Gespräche zwischen Glanz und Alltag
Nach den offiziellen Worten entwickelte sich der Empfang zu einem intensiven Austausch. Vereinsvorstände sprachen über steigende Kosten, Herausforderungen bei der Nachwuchsgewinnung und kreative Projekte, die neue Zielgruppen ansprechen sollen.

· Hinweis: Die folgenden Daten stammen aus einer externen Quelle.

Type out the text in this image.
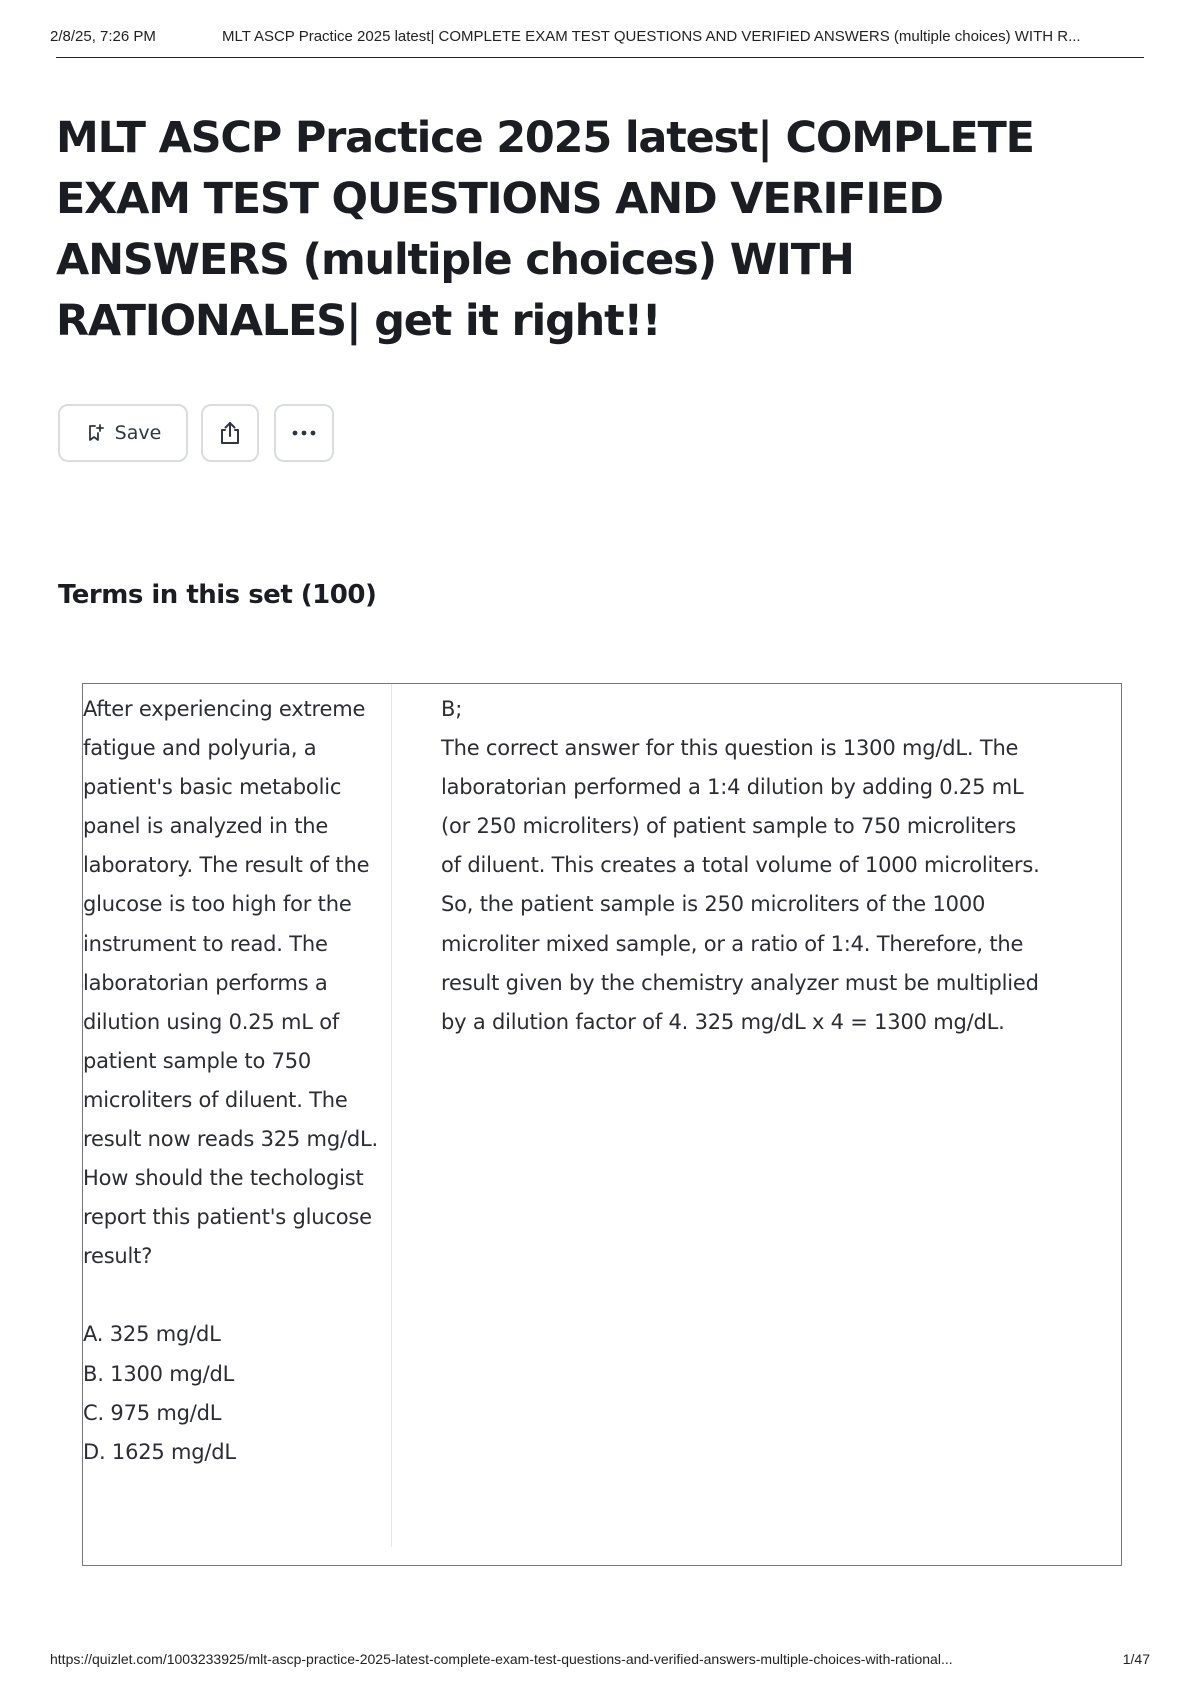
2/8/25, 7:26 PM	MLT ASCP Practice 2025 latest| COMPLETE EXAM TEST QUESTIONS AND VERIFIED ANSWERS (multiple choices) WITH R...
MLT ASCP Practice 2025 latest| COMPLETE EXAM TEST QUESTIONS AND VERIFIED ANSWERS (multiple choices) WITH RATIONALES| get it right!!
Save
Terms in this set (100)
After experiencing extreme fatigue and polyuria, a patient's basic metabolic panel is analyzed in the laboratory. The result of the glucose is too high for the instrument to read. The laboratorian performs a dilution using 0.25 mL of patient sample to 750 microliters of diluent. The result now reads 325 mg/dL. How should the techologist report this patient's glucose result?
A. 325 mg/dL
B. 1300 mg/dL
C. 975 mg/dL
D. 1625 mg/dL
B;
The correct answer for this question is 1300 mg/dL. The laboratorian performed a 1:4 dilution by adding 0.25 mL (or 250 microliters) of patient sample to 750 microliters of diluent. This creates a total volume of 1000 microliters. So, the patient sample is 250 microliters of the 1000 microliter mixed sample, or a ratio of 1:4. Therefore, the result given by the chemistry analyzer must be multiplied by a dilution factor of 4. 325 mg/dL x 4 = 1300 mg/dL.
https://quizlet.com/1003233925/mlt-ascp-practice-2025-latest-complete-exam-test-questions-and-verified-answers-multiple-choices-with-rational...	1/47
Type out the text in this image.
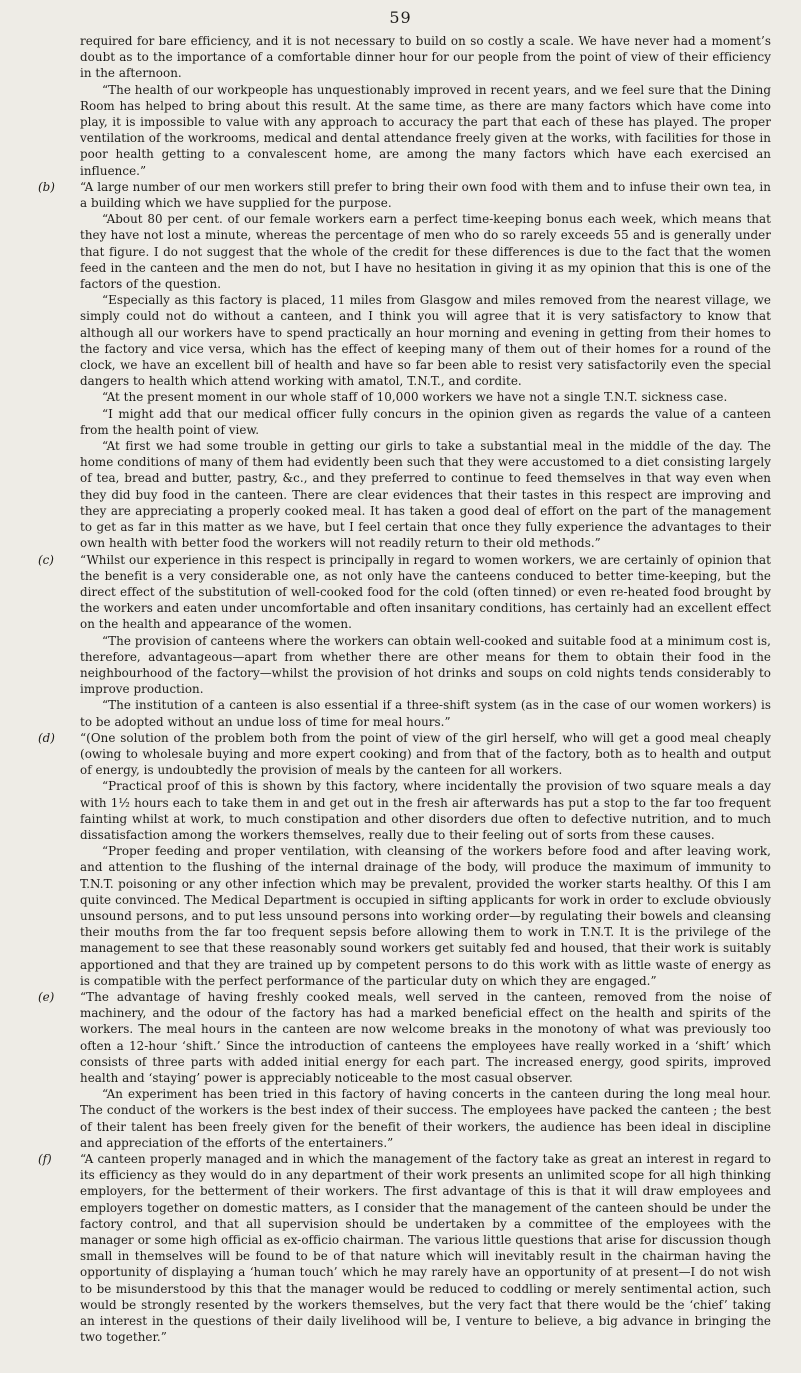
59

required for bare efficiency, and it is not necessary to build on so costly a scale. We have never had a moment’s doubt as to the importance of a comfortable dinner hour for our people from the point of view of their efficiency in the afternoon.

“The health of our workpeople has unquestionably improved in recent years, and we feel sure that the Dining Room has helped to bring about this result. At the same time, as there are many factors which have come into play, it is impossible to value with any approach to accuracy the part that each of these has played. The proper ventilation of the workrooms, medical and dental attendance freely given at the works, with facilities for those in poor health getting to a convalescent home, are among the many factors which have each exercised an influence.”

(b)	“A large number of our men workers still prefer to bring their own food with them and to infuse their own tea, in a building which we have supplied for the purpose.

“About 80 per cent. of our female workers earn a perfect time-keeping bonus each week, which means that they have not lost a minute, whereas the percentage of men who do so rarely exceeds 55 and is generally under that figure. I do not suggest that the whole of the credit for these differences is due to the fact that the women feed in the canteen and the men do not, but I have no hesitation in giving it as my opinion that this is one of the factors of the question.

“Especially as this factory is placed, 11 miles from Glasgow and miles removed from the nearest village, we simply could not do without a canteen, and I think you will agree that it is very satisfactory to know that although all our workers have to spend practically an hour morning and evening in getting from their homes to the factory and vice versa, which has the effect of keeping many of them out of their homes for a round of the clock, we have an excellent bill of health and have so far been able to resist very satisfactorily even the special dangers to health which attend working with amatol, T.N.T., and cordite.

“At the present moment in our whole staff of 10,000 workers we have not a single T.N.T. sickness case.

“I might add that our medical officer fully concurs in the opinion given as regards the value of a canteen from the health point of view.

“At first we had some trouble in getting our girls to take a substantial meal in the middle of the day. The home conditions of many of them had evidently been such that they were accustomed to a diet consisting largely of tea, bread and butter, pastry, &c., and they preferred to continue to feed themselves in that way even when they did buy food in the canteen. There are clear evidences that their tastes in this respect are improving and they are appreciating a properly cooked meal. It has taken a good deal of effort on the part of the management to get as far in this matter as we have, but I feel certain that once they fully experience the advantages to their own health with better food the workers will not readily return to their old methods.”

(c)	“Whilst our experience in this respect is principally in regard to women workers, we are certainly of opinion that the benefit is a very considerable one, as not only have the canteens conduced to better time-keeping, but the direct effect of the substitution of well-cooked food for the cold (often tinned) or even re-heated food brought by the workers and eaten under uncomfortable and often insanitary conditions, has certainly had an excellent effect on the health and appearance of the women.

“The provision of canteens where the workers can obtain well-cooked and suitable food at a minimum cost is, therefore, advantageous—apart from whether there are other means for them to obtain their food in the neighbourhood of the factory—whilst the provision of hot drinks and soups on cold nights tends considerably to improve production.

“The institution of a canteen is also essential if a three-shift system (as in the case of our women workers) is to be adopted without an undue loss of time for meal hours.”

(d)	“(One solution of the problem both from the point of view of the girl herself, who will get a good meal cheaply (owing to wholesale buying and more expert cooking) and from that of the factory, both as to health and output of energy, is undoubtedly the provision of meals by the canteen for all workers.

“Practical proof of this is shown by this factory, where incidentally the provision of two square meals a day with 1½ hours each to take them in and get out in the fresh air afterwards has put a stop to the far too frequent fainting whilst at work, to much constipation and other disorders due often to defective nutrition, and to much dissatisfaction among the workers themselves, really due to their feeling out of sorts from these causes.

“Proper feeding and proper ventilation, with cleansing of the workers before food and after leaving work, and attention to the flushing of the internal drainage of the body, will produce the maximum of immunity to T.N.T. poisoning or any other infection which may be prevalent, provided the worker starts healthy. Of this I am quite convinced. The Medical Department is occupied in sifting applicants for work in order to exclude obviously unsound persons, and to put less unsound persons into working order—by regulating their bowels and cleansing their mouths from the far too frequent sepsis before allowing them to work in T.N.T. It is the privilege of the management to see that these reasonably sound workers get suitably fed and housed, that their work is suitably apportioned and that they are trained up by competent persons to do this work with as little waste of energy as is compatible with the perfect performance of the particular duty on which they are engaged.”

(e)	“The advantage of having freshly cooked meals, well served in the canteen, removed from the noise of machinery, and the odour of the factory has had a marked beneficial effect on the health and spirits of the workers. The meal hours in the canteen are now welcome breaks in the monotony of what was previously too often a 12-hour ‘shift.’ Since the introduction of canteens the employees have really worked in a ‘shift’ which consists of three parts with added initial energy for each part. The increased energy, good spirits, improved health and ‘staying’ power is appreciably noticeable to the most casual observer.

“An experiment has been tried in this factory of having concerts in the canteen during the long meal hour. The conduct of the workers is the best index of their success. The employees have packed the canteen ; the best of their talent has been freely given for the benefit of their workers, the audience has been ideal in discipline and appreciation of the efforts of the entertainers.”

(f)	“A canteen properly managed and in which the management of the factory take as great an interest in regard to its efficiency as they would do in any department of their work presents an unlimited scope for all high thinking employers, for the betterment of their workers. The first advantage of this is that it will draw employees and employers together on domestic matters, as I consider that the management of the canteen should be under the factory control, and that all supervision should be undertaken by a committee of the employees with the manager or some high official as ex-officio chairman. The various little questions that arise for discussion though small in themselves will be found to be of that nature which will inevitably result in the chairman having the opportunity of displaying a ‘human touch’ which he may rarely have an opportunity of at present—I do not wish to be misunderstood by this that the manager would be reduced to coddling or merely sentimental action, such would be strongly resented by the workers themselves, but the very fact that there would be the ‘chief’ taking an interest in the questions of their daily livelihood will be, I venture to believe, a big advance in bringing the two together.”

Rhein hörte aufmerksam zu und nutzte den Empfang, um Einblicke in die Arbeit der Ehrenamtlichen zu bekommen.
So entstand eine Art Werkstattgespräch unter barocken Kronleuchtern – ein Dialog zwischen Landespolitik und Brauchtumsvertretern, der Respekt auf beiden Seiten erkennen ließ.
Ein Fest, das Hessen verband
Als der Empfang sich auflöste, strömten Federn, Glitzer, Orden und Lachen durch die Flure des Schlosses. Die Tollitäten verabschiedeten sich mit sichtbarer Zufriedenheit. Der Nachmittag hatte mehr geboten als ein Fototermin: Er zeigte, dass Ehrenamt und Tradition nur leben, wenn Politik hinschaut, zuhört und anerkennt.
Die Fastnacht verbindet Menschen über Regionen und Generationen hinweg. Und genau diese verbindende Kraft würdigte Boris Rhein im Schloss Biebrich – sichtbar, hörbar, spürbar.